Indian equities opened the week on a subdued note, amid continued rupee depreciation and negative global cues due to rising Japanese bond yields.

The US Fed rate cut later in the week eased liquidity concerns and fuelled hopes of renewed FII inflows. With supportive central bank policies, steady domestic investments, and optimism over trade progress despite unclear timelines, benchmarks closed the week on a strong note.

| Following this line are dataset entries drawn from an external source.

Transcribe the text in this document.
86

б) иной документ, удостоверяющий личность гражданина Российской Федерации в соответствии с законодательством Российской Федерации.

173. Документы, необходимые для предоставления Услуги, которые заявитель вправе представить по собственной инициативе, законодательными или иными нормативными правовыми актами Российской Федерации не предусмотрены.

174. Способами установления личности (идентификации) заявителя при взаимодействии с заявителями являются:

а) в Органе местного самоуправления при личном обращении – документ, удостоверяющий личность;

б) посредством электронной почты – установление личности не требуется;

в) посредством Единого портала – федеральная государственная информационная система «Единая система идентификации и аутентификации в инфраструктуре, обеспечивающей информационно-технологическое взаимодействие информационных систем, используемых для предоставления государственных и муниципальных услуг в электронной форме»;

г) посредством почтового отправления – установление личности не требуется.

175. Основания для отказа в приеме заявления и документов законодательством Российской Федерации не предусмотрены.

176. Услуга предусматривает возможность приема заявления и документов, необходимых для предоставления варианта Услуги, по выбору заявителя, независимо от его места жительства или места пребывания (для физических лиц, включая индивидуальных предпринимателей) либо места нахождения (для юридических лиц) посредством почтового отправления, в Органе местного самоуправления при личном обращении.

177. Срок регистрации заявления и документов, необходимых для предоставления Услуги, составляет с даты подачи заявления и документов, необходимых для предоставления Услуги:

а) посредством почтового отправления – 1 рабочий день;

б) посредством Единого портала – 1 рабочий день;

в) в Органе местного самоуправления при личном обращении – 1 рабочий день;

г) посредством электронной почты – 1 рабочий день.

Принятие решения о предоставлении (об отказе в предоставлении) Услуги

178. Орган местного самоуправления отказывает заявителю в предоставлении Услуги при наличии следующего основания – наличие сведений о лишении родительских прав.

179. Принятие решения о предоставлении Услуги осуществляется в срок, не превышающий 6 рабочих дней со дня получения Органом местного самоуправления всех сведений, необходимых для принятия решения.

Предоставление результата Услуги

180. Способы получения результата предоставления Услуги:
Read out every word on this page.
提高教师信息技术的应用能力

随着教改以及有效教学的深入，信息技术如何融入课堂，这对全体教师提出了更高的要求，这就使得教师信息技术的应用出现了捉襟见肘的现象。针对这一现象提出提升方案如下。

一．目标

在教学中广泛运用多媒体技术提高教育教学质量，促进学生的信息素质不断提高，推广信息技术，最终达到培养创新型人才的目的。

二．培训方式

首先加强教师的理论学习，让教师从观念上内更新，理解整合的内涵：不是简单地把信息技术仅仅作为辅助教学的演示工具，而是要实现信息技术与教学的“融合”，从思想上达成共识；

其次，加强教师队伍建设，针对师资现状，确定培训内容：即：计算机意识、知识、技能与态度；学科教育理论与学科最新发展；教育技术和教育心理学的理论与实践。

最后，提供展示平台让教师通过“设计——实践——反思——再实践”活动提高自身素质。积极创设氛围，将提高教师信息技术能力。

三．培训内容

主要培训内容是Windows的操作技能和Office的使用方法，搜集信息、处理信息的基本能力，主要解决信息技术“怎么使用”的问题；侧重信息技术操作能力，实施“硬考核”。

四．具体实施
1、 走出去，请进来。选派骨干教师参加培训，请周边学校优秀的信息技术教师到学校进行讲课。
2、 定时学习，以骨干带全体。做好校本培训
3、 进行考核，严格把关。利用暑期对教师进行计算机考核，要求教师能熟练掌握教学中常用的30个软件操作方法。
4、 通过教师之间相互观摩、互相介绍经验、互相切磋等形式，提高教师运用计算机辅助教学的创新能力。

India’s year-on-year inflation rate based on the Consumer Price Index (CPI) was estimated at 0.71 per cent for November this year which was marginally higher than the 0.25 per cent in October, according to figures released by the Ministry of Statistics.

Broader indices underperformed, with the Nifty Midcap100 and Smallcap100 down 0.51 per cent and 0.67 per cent, respectively, in a week.

Sectoral performance was mixed, with IT under pressure while PSU banks, real estate and consumer durables witnessed selective buying.

Hrishikesh Yedve, AVP Technical and Derivative Research, Asit C. Mehta Investment Interrmediates, said that Nifty’s weekly chart shows buying interest at lower levels.

Nifty has 26,200 and 26,325 as stiff resistance levels while 25,700 will act as support zone, he added.

Analysts said that markets will likely remain positive in near future but sensitive to rupee stability, FII flow trends, trade agreement clarity, and cues from major central banks abroad.

Amidst risks from currency fluctuations and global trade uncertainties, improving earnings visibility and liquidity support provide a constructive backdrop and downside protection, they added.